I am trying to use flink for data-enrichment on multiple streams of data.
Here I have some data in account_stream and status_stream. I want to add that data to all other streams coming from multiple different sources. all the streams have one field common in their data: "account_id".
This is the approach i took.
account_stream.connect(status_stream)
.flat_map(EnrichmentFunction())
.filter(lambda x: x['name'] != "-" and x['date'] != "0000-00-00 00:00:00")
.key_by(lambda row: row['account_id'])
.connect(stream1)
.flat_map(function_2())
.filter(lambda x: x!="2")
.key_by(lambda row: row['account_id'])
.connect(stream2)
.flat_map(function_2())
.key_by(lambda row: row['account_id'])
.connect(stream3)
.flat_map(function_3())
.key_by(lambda row: row['account_id'])
.connect(stream4)
.flat_map(function_4())
.key_by(lambda row: row['account_id'])
.connect(stream5)
.flat_map(function_5())
.key_by(lambda row: row['account_id'])
.connect(stream6)
.flat_map(function_6())
.key_by(lambda row: row['account_id'])
.connect(stream7)
.flat_map(function_7())
.key_by(lambda row: row['account_id'])
.connect(stream_8)
.flat_map(function_8())
.map(lambda a: str(a),Types.STRING())
.add_sink(kafka_producer)
I am saving necessary data in state and appending that to all streams using flat_map function. And at the end adding one kafka sink to send all streams enriched with state.

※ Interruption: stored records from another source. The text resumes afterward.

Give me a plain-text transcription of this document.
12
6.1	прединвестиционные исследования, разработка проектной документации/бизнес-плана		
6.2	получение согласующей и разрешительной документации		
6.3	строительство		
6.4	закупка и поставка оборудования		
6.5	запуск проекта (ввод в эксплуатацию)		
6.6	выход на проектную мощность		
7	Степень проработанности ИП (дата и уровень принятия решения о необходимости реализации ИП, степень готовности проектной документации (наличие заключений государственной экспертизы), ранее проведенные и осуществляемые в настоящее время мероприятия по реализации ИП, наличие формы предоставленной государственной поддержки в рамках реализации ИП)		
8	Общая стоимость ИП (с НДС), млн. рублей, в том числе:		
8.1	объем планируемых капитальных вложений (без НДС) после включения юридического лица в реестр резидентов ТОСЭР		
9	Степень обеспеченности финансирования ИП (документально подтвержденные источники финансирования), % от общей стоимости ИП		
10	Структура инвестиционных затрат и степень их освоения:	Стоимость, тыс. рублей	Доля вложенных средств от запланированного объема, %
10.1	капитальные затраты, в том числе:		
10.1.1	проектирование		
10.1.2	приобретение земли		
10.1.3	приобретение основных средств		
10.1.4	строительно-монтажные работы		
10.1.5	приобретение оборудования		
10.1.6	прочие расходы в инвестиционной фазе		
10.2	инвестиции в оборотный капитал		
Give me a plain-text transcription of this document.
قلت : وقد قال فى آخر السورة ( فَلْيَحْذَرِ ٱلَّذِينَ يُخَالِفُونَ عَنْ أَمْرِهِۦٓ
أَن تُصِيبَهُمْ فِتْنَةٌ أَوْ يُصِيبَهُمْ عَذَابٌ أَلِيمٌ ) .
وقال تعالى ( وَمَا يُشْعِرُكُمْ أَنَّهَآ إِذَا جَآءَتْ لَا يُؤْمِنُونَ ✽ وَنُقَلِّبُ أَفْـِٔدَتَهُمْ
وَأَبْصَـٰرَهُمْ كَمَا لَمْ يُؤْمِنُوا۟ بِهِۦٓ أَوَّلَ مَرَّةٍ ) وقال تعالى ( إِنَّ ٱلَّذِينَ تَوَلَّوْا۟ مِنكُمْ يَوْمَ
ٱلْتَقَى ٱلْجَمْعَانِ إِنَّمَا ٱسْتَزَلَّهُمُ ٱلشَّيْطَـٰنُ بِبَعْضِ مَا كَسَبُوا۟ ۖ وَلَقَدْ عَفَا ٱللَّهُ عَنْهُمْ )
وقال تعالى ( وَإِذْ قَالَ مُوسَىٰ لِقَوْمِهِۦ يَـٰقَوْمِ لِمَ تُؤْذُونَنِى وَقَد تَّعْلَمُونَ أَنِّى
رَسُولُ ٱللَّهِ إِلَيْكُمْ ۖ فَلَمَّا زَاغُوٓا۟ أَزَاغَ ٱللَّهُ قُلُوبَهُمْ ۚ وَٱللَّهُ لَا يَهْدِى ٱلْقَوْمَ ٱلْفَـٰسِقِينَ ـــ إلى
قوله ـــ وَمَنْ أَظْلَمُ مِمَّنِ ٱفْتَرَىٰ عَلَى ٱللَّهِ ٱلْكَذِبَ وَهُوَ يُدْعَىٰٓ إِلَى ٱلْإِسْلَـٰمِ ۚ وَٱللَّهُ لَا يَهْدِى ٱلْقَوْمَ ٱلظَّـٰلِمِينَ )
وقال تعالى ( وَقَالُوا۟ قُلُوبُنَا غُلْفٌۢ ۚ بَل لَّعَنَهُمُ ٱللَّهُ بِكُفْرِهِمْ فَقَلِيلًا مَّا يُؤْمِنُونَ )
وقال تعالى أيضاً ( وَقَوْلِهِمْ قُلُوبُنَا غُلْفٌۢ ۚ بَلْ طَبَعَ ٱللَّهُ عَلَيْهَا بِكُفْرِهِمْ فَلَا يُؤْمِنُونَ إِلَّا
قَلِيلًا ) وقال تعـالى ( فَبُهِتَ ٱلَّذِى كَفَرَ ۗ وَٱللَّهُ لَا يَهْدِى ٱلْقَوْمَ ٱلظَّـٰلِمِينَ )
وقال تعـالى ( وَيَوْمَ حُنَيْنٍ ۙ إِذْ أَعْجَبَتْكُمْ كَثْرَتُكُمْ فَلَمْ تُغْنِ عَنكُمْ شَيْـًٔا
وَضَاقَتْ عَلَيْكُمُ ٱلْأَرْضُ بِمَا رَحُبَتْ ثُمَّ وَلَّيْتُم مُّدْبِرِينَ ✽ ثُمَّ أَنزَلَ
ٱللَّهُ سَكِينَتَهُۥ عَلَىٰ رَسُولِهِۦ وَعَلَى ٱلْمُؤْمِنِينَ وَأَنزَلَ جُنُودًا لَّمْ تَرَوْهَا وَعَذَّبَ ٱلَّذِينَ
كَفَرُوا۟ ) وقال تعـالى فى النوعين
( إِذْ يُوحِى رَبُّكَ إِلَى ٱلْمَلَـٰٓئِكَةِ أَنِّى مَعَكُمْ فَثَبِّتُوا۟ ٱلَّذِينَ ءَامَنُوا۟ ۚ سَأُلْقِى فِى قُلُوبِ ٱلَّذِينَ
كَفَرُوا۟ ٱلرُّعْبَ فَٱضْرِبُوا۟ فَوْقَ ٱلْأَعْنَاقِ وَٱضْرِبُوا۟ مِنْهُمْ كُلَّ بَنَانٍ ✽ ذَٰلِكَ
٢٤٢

Now once I execute this, I am getting this error:''java.io.IOException: Insufficient number of network buffers: required 17, but only 8 available. The total number of network buffers is currently set to 2048 of 32768 bytes each.''
I tried changing taskmanager.memory.network.fraction to 0.5 , taskmanager.memory.network.max to 15 gb and taskmanager.memory.process.size to 10 gb in flink config file. But it still gave same error. Do I have to do something other than just saving it to see the changes reflect in flink job? or problem is something else?
Also let me know if this approach is not efficient for the task and if there's something else I should try?
I am using single 32gb ram, 8-core server to run this in python with pyflink library, with kafka and elastic running on same server.
Thank you.